The results of the three metrics are presented in Table 1. The last column presents the mean index values of 16 scenes. From Table 1, we can see that the upper part of the table (corresponding to the four contrast enhancement methods) has relatively bigger value of RMSC than the two detail enhancement methods except CLAHE. This is just because detail enhancement prefers to boost the detail information while compressing the flat parts, leading to a low RMSC. Moreover, AGC has a relatively bigger value of RMSC, and this is because the raw data has a wide range with a large inner variance. As for the detail enhancement methods, ours has a bigger value of RMSC than that of Zuo’s work. As for CV metric, the two detail enhancement methods have slightly big value compared with the contrast enhancement methods. Typically, ours is significantly larger than Zuo’s. The same thing happens to UID metric. Totally, the four contrast enhancement methods refine the contrast obviously, while overlooking the detail information which can improve the visual performance. During the contrast enhancement processing, more or less detail information is missing by the gray level merger. In contrast, the detail enhancement compresses the base layer to some degree and enhances the detail layer for stunning visual effect.

3.3. Experimental Results and Analysis

Figures 5 and 6 show the cooled infrared data processing result. AGC method presents the gray image with a reasonable linear compressing and keeps the original temperature relationship. However, as a disadvantage of the infrared data, low spatial discrimination turns up in the gray image. Hence, the edge is blurred and the texture information is poor. HE method stretches the data nonlinearly and increases the contrast. Due to the contrast enhancement to some degree, the edge seems stronger than that of AGC. But for (b), the lines of the image are still coarse and blurred and some regions are overflat without detail. The blue rectangle shows the detail missing caused by the HE method. As the method of histogram modification, (c) and (d) outperform AGC on contrast and (b) on reducing washout effect. In addition, both (e) and (f) have a good performance on detail enhancement. Even so, (f) presents a better contrast and detail than (e). As shown in red tangles, (f) turns up a sense of hierarchy. This is because bilateral filter computes the weight considering the whole pixels in the window and makes a high spatial relationship. So (e) seems more flat than (f), and (f) presents a realistic scene, such as the branch and leaves of the trees. In addition, (f) seems better than (e) on the brightness and contrast, and (e) seems dim.

Figures 7 and 8 present the performance of different methods on the uncooled infrared data.

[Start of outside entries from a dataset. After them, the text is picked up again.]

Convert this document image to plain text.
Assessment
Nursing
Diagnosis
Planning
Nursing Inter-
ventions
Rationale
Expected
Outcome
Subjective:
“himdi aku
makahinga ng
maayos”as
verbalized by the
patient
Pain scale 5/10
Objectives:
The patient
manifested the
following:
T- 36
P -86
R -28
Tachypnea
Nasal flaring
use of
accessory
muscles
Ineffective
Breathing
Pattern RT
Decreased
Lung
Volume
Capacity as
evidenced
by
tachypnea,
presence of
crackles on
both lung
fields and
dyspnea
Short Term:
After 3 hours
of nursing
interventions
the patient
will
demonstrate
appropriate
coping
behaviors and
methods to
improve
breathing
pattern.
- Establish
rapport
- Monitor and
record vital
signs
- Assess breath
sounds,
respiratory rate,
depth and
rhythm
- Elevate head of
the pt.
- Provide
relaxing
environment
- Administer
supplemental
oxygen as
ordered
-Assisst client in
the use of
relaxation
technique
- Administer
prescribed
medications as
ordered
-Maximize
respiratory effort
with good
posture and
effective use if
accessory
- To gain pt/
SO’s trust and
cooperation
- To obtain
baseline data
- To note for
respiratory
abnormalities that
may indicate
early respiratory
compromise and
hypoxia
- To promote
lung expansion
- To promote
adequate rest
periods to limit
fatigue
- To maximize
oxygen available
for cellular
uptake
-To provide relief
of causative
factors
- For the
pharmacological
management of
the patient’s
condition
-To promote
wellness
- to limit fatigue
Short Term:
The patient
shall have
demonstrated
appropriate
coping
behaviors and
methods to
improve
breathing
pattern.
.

With the same parameter setting, the blue rectangle in (b) points out the detail missing caused by HE method. Obviously, (c) and (d) outperform AGC on contrast and (b) on reducing washout effect. As for (e) and (f), we only select one region which is marked as the red rectangle. Both (e) and (f) perform a detail enhancement for the house infrared data; strictly speaking, (f) also outperforms (e) on contrast. The bus stop infrared data is a big scene including many objects with diverse temperatures. Compared with (e) in the scene of bus stop, (f) seems relatively soft. Some of the regions amplify the noise and make the image degrade.

4. Conclusion

This work presents a new detail enhancement for the infrared image. The raw infrared data is decomposed into the base layer and detail layer by using the novel propagated image filter which prevents the cross-region mixing. Meanwhile, the strict gain control generated in the filtering process guides a reasonable detail enhancement. Experiment on both cooled and uncooled infrared data compared with other classical methods proves the performance of the proposed method on detail enhancement and contrast/brightness refinement.

Conflict of Interests

The authors declare that there is no conflict of interests regarding the publication of this paper.

Acknowledgments

This work is supported by the National Natural Science Foundation of China (51374063) and the Fundamental Research Funds for the Central Universities (N140303008, N141008001, and N150308001).